// the find
mosra/magnum
Lightweight and modular C++11 graphics middleware for games and data visualization
Magnum is a C++ graphics middleware library that abstracts OpenGL, Vulkan, and WebGL behind a clean API, with math, scene graph, mesh tools, text rendering, and platform integration built in. It targets the gap between 'raw OpenGL' and 'full game engine' — useful for tooling, scientific visualization, and games where you want control but not boilerplate. Actively maintained, last push was yesterday.
The modular architecture is real, not marketing — you can pull in just the math library or just the GL wrapper without dragging in the scene graph or audio subsystem. Single-header variants in magnum-singles let you drop individual pieces into any project without CMake ceremony. The documentation is genuinely good: per-platform build guides, a changelog that actually explains what changed, and inline code examples that compile. Cross-platform coverage is wide and tested in CI: desktop Linux/Windows/macOS, iOS, Android, and Emscripten/WebAssembly all get real build matrix entries, not 'should work' footnotes.

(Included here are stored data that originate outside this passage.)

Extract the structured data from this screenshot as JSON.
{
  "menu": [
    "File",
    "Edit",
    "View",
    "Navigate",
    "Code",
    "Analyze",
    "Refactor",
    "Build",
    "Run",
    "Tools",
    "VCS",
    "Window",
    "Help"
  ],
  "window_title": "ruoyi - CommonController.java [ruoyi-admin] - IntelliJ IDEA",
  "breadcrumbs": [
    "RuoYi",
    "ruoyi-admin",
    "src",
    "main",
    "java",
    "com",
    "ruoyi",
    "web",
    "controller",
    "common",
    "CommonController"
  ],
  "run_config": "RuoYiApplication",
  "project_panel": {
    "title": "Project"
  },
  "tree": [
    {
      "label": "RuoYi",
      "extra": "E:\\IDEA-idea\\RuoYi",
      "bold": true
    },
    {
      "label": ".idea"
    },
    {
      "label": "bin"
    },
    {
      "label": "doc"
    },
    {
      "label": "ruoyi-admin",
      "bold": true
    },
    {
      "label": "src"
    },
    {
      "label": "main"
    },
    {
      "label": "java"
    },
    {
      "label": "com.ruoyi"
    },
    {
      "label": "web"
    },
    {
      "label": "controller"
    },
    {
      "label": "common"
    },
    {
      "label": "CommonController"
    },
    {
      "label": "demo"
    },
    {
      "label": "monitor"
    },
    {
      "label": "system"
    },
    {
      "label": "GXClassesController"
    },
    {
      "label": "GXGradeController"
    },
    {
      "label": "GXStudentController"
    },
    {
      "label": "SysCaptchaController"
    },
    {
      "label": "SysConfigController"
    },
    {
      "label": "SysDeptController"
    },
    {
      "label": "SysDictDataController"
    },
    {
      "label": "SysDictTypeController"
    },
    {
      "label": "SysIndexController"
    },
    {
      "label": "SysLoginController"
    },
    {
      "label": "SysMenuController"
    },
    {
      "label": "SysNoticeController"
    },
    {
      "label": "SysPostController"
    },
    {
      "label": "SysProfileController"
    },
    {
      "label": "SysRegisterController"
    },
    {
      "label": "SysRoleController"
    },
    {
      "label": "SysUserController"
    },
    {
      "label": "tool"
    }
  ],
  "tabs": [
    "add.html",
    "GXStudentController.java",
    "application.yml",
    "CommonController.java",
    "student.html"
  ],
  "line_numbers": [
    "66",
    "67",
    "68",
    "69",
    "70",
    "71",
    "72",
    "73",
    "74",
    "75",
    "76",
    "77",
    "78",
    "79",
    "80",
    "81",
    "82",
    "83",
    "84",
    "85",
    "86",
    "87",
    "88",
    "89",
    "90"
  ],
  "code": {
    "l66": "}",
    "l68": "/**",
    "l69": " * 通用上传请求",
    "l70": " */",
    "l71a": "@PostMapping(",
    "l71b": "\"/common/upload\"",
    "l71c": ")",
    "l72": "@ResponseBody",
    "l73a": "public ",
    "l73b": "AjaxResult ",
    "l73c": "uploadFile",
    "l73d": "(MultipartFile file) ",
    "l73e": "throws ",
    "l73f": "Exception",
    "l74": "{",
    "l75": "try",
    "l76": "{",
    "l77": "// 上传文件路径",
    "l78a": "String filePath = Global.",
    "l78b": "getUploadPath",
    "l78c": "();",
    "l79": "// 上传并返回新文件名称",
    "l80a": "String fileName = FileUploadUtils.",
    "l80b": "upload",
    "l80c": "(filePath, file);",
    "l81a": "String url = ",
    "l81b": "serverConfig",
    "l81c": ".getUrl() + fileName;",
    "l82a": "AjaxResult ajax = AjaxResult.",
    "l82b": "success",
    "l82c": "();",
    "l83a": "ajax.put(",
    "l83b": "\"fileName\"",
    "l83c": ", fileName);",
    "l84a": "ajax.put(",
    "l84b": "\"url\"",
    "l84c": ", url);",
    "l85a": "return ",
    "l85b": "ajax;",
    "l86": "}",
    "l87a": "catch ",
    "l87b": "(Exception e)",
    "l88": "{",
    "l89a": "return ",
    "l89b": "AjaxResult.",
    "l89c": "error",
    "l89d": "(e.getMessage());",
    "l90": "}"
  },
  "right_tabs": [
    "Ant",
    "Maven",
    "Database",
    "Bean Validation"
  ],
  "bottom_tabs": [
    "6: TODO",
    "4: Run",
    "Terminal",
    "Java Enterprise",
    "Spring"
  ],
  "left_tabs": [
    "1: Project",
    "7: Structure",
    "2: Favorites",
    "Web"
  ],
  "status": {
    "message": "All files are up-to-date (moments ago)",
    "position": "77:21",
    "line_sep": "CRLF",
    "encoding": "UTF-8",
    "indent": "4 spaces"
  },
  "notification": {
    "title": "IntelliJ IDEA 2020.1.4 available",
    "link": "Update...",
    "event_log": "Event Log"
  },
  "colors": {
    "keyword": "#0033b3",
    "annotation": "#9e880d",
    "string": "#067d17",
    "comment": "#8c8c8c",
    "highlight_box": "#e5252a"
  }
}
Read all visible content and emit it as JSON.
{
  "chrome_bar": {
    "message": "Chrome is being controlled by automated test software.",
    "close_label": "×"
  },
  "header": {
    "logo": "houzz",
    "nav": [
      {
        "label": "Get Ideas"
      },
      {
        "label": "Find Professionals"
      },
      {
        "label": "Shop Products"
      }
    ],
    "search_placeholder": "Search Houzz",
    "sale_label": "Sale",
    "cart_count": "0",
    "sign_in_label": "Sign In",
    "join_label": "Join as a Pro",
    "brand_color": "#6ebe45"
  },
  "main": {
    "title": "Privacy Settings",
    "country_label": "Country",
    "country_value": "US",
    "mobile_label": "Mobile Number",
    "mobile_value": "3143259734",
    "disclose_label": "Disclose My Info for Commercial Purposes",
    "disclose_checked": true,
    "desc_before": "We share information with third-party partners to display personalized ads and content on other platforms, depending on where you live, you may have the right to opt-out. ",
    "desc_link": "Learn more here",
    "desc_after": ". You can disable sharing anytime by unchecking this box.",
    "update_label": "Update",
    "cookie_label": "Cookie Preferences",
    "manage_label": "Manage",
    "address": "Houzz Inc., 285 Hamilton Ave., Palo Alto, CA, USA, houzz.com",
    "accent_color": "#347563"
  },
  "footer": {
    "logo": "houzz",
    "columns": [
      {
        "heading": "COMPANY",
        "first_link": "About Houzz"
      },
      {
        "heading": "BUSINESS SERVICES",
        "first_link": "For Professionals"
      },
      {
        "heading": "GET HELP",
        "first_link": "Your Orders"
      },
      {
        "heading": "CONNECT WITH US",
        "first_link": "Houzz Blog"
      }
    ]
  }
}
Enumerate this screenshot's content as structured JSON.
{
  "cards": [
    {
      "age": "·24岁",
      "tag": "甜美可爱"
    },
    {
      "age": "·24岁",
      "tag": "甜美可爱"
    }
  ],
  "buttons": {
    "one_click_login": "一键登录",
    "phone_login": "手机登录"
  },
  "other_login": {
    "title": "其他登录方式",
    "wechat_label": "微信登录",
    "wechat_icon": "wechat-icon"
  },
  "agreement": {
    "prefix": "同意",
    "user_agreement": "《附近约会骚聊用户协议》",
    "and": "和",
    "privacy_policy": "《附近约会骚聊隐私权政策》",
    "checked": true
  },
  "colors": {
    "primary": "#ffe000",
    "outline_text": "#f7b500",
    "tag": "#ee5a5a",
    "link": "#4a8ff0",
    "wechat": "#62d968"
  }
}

The ecosystem is spread across six separate repos (magnum-plugins, magnum-integration, magnum-extras, magnum-examples, magnum-bindings, corrade), which means getting a fully-featured setup requires coordinating multiple submodule or CMake FetchContent pins — version mismatches between them are a real pain point. Vulkan support exists but lags behind the OpenGL path in maturity and tooling; if Vulkan is your primary target you'll hit gaps. The community is small: Gitter is the main chat, the Google Group is slow, and finding answers to non-obvious problems means reading source. Python bindings are available but clearly a second-class citizen compared to the C++ core.